The white paper issued by the Defense Ministry on Wednesday carries latest information on the North Korean military, including its nuclear, missile and conventional military capacities. It says the North has about 50 kg of weapons-grade plutonium from reprocessing of spent nuclear fuel rods.
The amount is calculated by tallying the plutonium acquired from the reactor at the Yongbyon nuclear facility, which reopened in 2013 and subtracting the plutonium spent on recent nuclear tests, a military spokesman said. It was estimated jointly by the U.S. and South Korea.
The white paper also notes that the North "has made significant progress in a highly enriched uranium program and miniaturizing nuclear warheads," but gives no specific data.
The ministry previously estimated the North's plutonium stockpile at 40 kg since 2008 but has come under fire for making no efforts to change that estimate despite two more nuclear tests since then and the reopening of the Yongbyon reactor.
It also notes new Scud-ER missiles with a range of 1,000 km. The North fired three of them toward Japan on Sept. 5 last year. The Scud-ER could be capable of delivering nuclear warheads to any target in South Korea from the rear. The most effective defense is believed to be the U.S. Terminal High-Altitude Area Defense battery planned for deployment here.
The white paper says the North has an intercontinental ballistic missile in development that could threaten the U.S. mainland and is developing submarine-launched ballistic missiles.

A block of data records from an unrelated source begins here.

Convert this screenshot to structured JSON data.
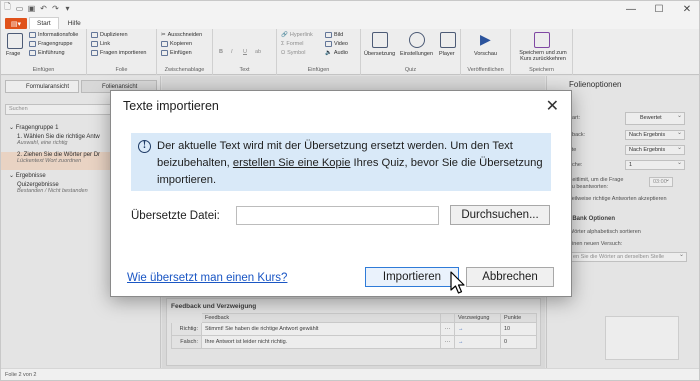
{
  "titlebar": {
    "qat_icons": [
      "app-menu-icon",
      "new-icon",
      "open-icon",
      "save-icon",
      "undo-icon",
      "redo-icon",
      "customize-icon"
    ],
    "window_controls": [
      "minimize-icon",
      "maximize-icon",
      "close-icon"
    ]
  },
  "tabs": {
    "file_label": "",
    "items": [
      "Start",
      "Hilfe"
    ],
    "active": "Start"
  },
  "ribbon": {
    "groups": {
      "einfuegen1": {
        "label": "Einfügen",
        "big": "Frage",
        "items": [
          "Informationsfolie",
          "Fragengruppe",
          "Einführung"
        ]
      },
      "folie": {
        "label": "Folie",
        "items": [
          "Duplizieren",
          "Link",
          "Fragen importieren"
        ]
      },
      "zwischenablage": {
        "label": "Zwischenablage",
        "items": [
          "Ausschneiden",
          "Kopieren",
          "Einfügen"
        ]
      },
      "text": {
        "label": "Text",
        "items": [
          "B",
          "I",
          "U",
          "ab"
        ]
      },
      "einfuegen2": {
        "label": "Einfügen",
        "items": [
          "Hyperlink",
          "Formel",
          "Symbol",
          "Bild",
          "Video",
          "Audio"
        ]
      },
      "quiz": {
        "label": "Quiz",
        "items": [
          "Übersetzung",
          "Einstellungen",
          "Player"
        ]
      },
      "veroeffentlichen": {
        "label": "Veröffentlichen",
        "items": [
          "Vorschau"
        ]
      },
      "speichern": {
        "label": "Speichern",
        "items": [
          "Speichern und zum Kurs zurückkehren"
        ]
      }
    }
  },
  "left_panel": {
    "view_buttons": [
      "Formularansicht",
      "Folienansicht"
    ],
    "search_placeholder": "Suchen",
    "groups": [
      {
        "title": "Fragengruppe 1",
        "items": [
          {
            "title": "1. Wählen Sie die richtige Antw",
            "subtitle": "Auswahl, eine richtig"
          },
          {
            "title": "2. Ziehen Sie die Wörter per Dr",
            "subtitle": "Lückentext Wort zuordnen"
          }
        ]
      },
      {
        "title": "Ergebnisse",
        "items": [
          {
            "title": "Quizergebnisse",
            "subtitle": "Bestanden / Nicht bestanden"
          }
        ]
      }
    ]
  },
  "feedback": {
    "title": "Feedback und Verzweigung",
    "headers": [
      "Feedback",
      "Verzweigung",
      "Punkte"
    ],
    "rows": [
      {
        "label": "Richtig:",
        "text": "Stimmt! Sie haben die richtige Antwort gewählt",
        "more": "···",
        "branch": "→",
        "points": "10"
      },
      {
        "label": "Falsch:",
        "text": "Ihre Antwort ist leider nicht richtig.",
        "more": "···",
        "branch": "→",
        "points": "0"
      }
    ]
  },
  "right_panel": {
    "title": "Folienoptionen",
    "rows": [
      {
        "label": "nart:",
        "value": "Bewertet"
      },
      {
        "label": "dback:",
        "value": "Nach Ergebnis"
      },
      {
        "label": "kte",
        "value": "Nach Ergebnis"
      },
      {
        "label": "uche:",
        "value": "1"
      }
    ],
    "time_label": "Zeitlimit, um die Frage zu beantworten:",
    "time_value": "03:00",
    "partial_label": "Teilweise richtige Antworten akzeptieren",
    "word_options_title": "l Bank Optionen",
    "opt1": "Wörter alphabetisch sortieren",
    "opt2": "einen neuen Versuch:",
    "opt3": "en Sie die Wörter an derselben Stelle"
  },
  "statusbar": {
    "text": "Folie 2 von 2"
  },
  "dialog": {
    "title": "Texte importieren",
    "info_part1": "Der aktuelle Text wird mit der Übersetzung ersetzt werden. Um den Text beizubehalten, ",
    "info_link": "erstellen Sie eine Kopie",
    "info_part2": " Ihres Quiz, bevor Sie die Übersetzung importieren.",
    "file_label": "Übersetzte Datei:",
    "file_value": "",
    "browse_label": "Durchsuchen...",
    "help_link": "Wie übersetzt man einen Kurs?",
    "import_label": "Importieren",
    "cancel_label": "Abbrechen"
  }
}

Each of them could in theory be equipped with nuclear warheads. But it takes a dimmer view of the North's long-range missile capabilities than two years ago.
The 2014 defense white paper said that the North was believed to "have the overall capability to threaten the U.S. mainland." But the new document makes no mention of this.
"Most of the North's eight test-launches of the Musudan missile ended in failure last year," the spokesman said. "We decided to hold back our assessment of the North's ICBMs that have been deployed without sufficient test-launches like the Musudan."